Beides ohne einen einzigen neuen Kontakt: Der Hebel liegt vollständig in Daten, die Sie schon haben.
02 Das Modell - Uplift statt Wahrscheinlichkeit
Uplift-Modeling trennt, wen das Angebot überzeugt, wer von allein käme und wen es gar nicht erreicht
Dezil 1-3 (Kampagne lohnt): 3.600 Ex-Abonnenten Erwartete Reaktivierung Kampagnen-Segment: 9.5% Bestand mit tragfähiger Preisanpassung: 62%
Ein klassisches Modell sagt, wer zurückkommt. Ein Uplift-Modell sagt, bei wem das Angebot den Unterschied macht - nur dort lohnt der Rabatt. Dieselbe Logik trägt die Preisseite: Preiselastizität je Segment entscheidet, welcher Teil des Bestands eine Anpassung trägt und welcher zuerst mehr Bindung braucht. Mather misst für segmentierte gegenüber pauschalen Erhöhungen 2,5 statt 5,7 Prozent Zusatz-Churn.

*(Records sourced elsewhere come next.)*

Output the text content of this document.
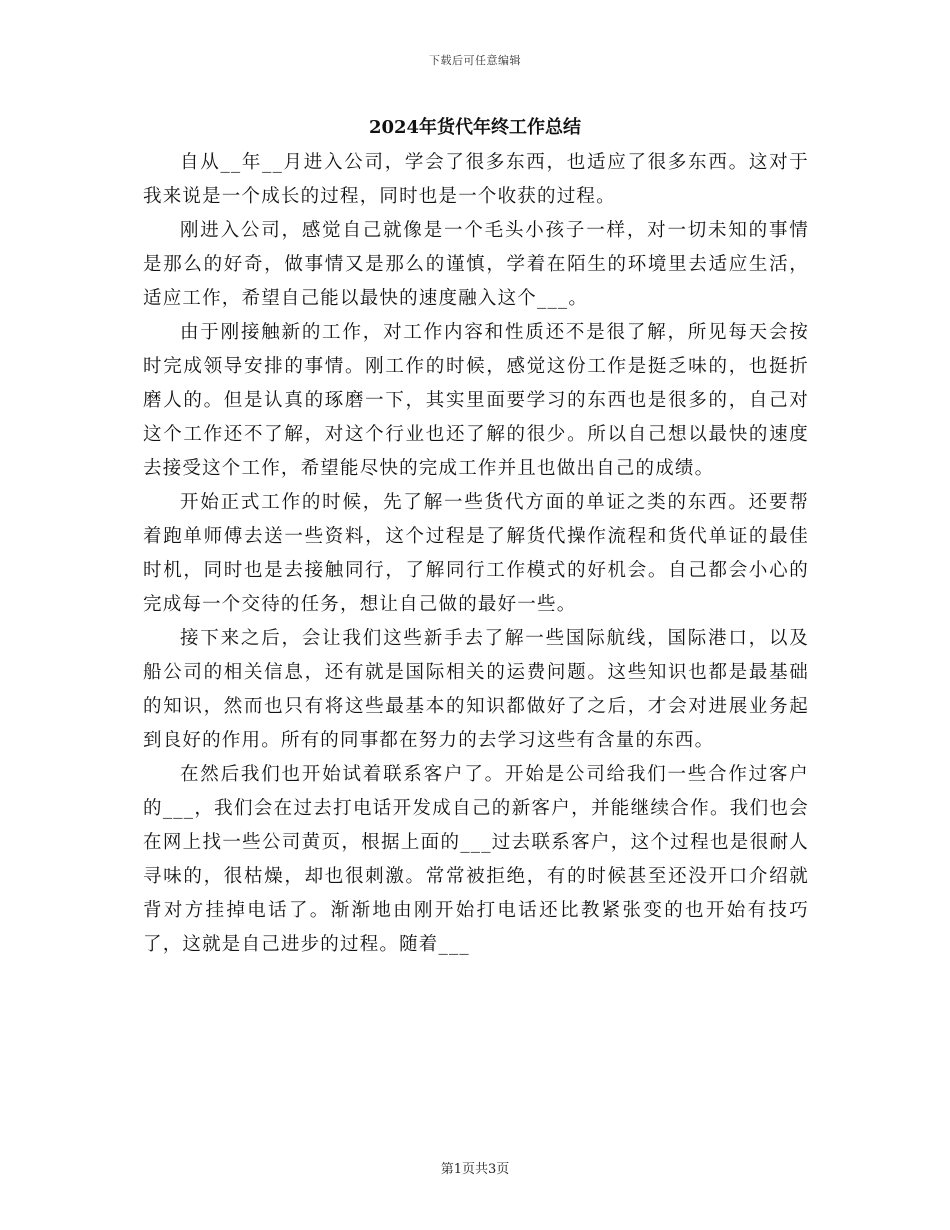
下载后可任意编辑
2024年货代年终工作总结

自从__年__月进入公司，学会了很多东西，也适应了很多东西。这对于我来说是一个成长的过程，同时也是一个收获的过程。

刚进入公司，感觉自己就像是一个毛头小孩子一样，对一切未知的事情是那么的好奇，做事情又是那么的谨慎，学着在陌生的环境里去适应生活，适应工作，希望自己能以最快的速度融入这个___。

由于刚接触新的工作，对工作内容和性质还不是很了解，所见每天会按时完成领导安排的事情。刚工作的时候，感觉这份工作是挺乏味的，也挺折磨人的。但是认真的琢磨一下，其实里面要学习的东西也是很多的，自己对这个工作还不了解，对这个行业也还了解的很少。所以自己想以最快的速度去接受这个工作，希望能尽快的完成工作并且也做出自己的成绩。

开始正式工作的时候，先了解一些货代方面的单证之类的东西。还要帮着跑单师傅去送一些资料，这个过程是了解货代操作流程和货代单证的最佳时机，同时也是去接触同行，了解同行工作模式的好机会。自己都会小心的完成每一个交待的任务，想让自己做的最好一些。

接下来之后，会让我们这些新手去了解一些国际航线，国际港口，以及船公司的相关信息，还有就是国际相关的运费问题。这些知识也都是最基础的知识，然而也只有将这些最基本的知识都做好了之后，才会对进展业务起到良好的作用。所有的同事都在努力的去学习这些有含量的东西。

在然后我们也开始试着联系客户了。开始是公司给我们一些合作过客户的___，我们会在过去打电话开发成自己的新客户，并能继续合作。我们也会在网上找一些公司黄页，根据上面的___过去联系客户，这个过程也是很耐人寻味的，很枯燥，却也很刺激。常常被拒绝，有的时候甚至还没开口介绍就背对方挂掉电话了。渐渐地由刚开始打电话还比教紧张变的也开始有技巧了，这就是自己进步的过程。随着___

第1页共3页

03 Business Impact - Zwei Hebel, eine Datenbasis
Der Hebel: 9,5 Prozent Reaktivierung im kontaktierten Top-Segment plus 3 Prozent Netto-Effekt aus segmentierter Preissteuerung
Jede Annahme stammt aus dem Muster-Verlag und ist zentral hinterlegt. Mit Ihren echten Zahlen ändert sich nur die Eingabe, nicht die Methode.
| Position | Wert |
|---|---|
| Kontaktiertes Top-Segment (Dezile 1-3 des 24-Monats-Pools) × Reaktivierung 9,5 % | 3.600 × 9,5 % = 342 |
| Reaktivierte Abos × 7 Monate × ARPU | €25.137 |
| Digital-Umsatz / Jahr × Netto-Preiseffekt 3 % | €94.500 |
| Hebel: Summe Winback- + Preisoptimierungs-Effekt | €25.137 + €94.500 |
| Ergebnis: Mehrumsatz / Jahr | €119.637 |
Annahmen eines Muster-Verlags - in einem realen Projekt ersetzen Ihre Daten diese Werte.

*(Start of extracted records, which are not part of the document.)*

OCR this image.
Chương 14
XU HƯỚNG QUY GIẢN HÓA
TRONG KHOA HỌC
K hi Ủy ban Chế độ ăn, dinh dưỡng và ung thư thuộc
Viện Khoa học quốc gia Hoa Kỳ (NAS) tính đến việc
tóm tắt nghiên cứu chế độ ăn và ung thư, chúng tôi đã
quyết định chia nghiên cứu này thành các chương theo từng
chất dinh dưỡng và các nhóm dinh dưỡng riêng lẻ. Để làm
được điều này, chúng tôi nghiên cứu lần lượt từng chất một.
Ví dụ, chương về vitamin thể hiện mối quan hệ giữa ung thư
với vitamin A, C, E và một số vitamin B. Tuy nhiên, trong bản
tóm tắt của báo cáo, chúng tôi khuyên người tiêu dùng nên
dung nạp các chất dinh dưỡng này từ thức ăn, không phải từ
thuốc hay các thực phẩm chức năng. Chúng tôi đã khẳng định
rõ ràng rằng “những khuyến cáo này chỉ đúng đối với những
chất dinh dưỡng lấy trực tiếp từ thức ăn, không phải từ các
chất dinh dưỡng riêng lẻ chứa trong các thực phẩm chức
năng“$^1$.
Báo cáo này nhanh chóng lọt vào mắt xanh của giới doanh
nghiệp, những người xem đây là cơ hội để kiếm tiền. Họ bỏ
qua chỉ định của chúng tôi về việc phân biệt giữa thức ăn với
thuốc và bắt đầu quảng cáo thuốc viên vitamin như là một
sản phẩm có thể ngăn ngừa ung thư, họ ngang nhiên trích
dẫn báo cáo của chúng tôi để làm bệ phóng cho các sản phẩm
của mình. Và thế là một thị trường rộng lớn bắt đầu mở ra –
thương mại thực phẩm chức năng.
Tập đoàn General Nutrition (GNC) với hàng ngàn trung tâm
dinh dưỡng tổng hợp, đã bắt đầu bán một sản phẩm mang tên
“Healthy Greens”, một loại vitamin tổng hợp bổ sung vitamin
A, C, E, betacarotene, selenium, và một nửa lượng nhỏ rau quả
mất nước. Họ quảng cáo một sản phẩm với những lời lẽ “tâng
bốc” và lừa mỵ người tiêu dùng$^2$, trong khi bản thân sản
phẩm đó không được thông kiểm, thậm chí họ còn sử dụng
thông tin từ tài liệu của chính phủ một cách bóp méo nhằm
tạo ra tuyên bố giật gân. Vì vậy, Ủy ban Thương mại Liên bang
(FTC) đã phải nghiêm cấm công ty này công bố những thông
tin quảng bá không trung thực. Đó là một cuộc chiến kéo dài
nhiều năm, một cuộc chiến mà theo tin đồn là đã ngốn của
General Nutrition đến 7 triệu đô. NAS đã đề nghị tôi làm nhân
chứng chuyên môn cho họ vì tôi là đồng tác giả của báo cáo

Die 9,5 Prozent Reaktivierung im Top-Segment liegen unter Amedias 12 Prozent (telefonisch, loyalitätssortiert), und gerechnet wird nur das tatsächlich kontaktierte Drittel des Pools; die 3 Prozent Preiseffekt unter Mathers dokumentierten 8 Prozent. Beide Hebel nutzen dieselbe Datenbasis - Abo-Historie, Nutzungsverhalten, Angebots-Reaktionen - und denselben Modell-Ansatz.
04 Nächste Schritte in Ihrem Verlag
Vom Kündiger-Archiv zur laufenden Bestandssteuerung
Wir strukturieren den Ex-Abonnenten-Bestand: Kündigungsgrund, Nutzungshistorie, Angebots-Reaktionen - die Basis beider Modelle.
Die propensity-sortierte Kampagne läuft gegen eine Zufallsauswahl. Der Uplift zeigt sich im direkten Vergleich - nach Segmenten getrennt.
Elastizitäts-Segmente und ein gestaffelter Anpassungsplan für den Bestand: wer, wann, wie viel - mit Frühwarnung aus Modul 01 als Sicherheitsnetz.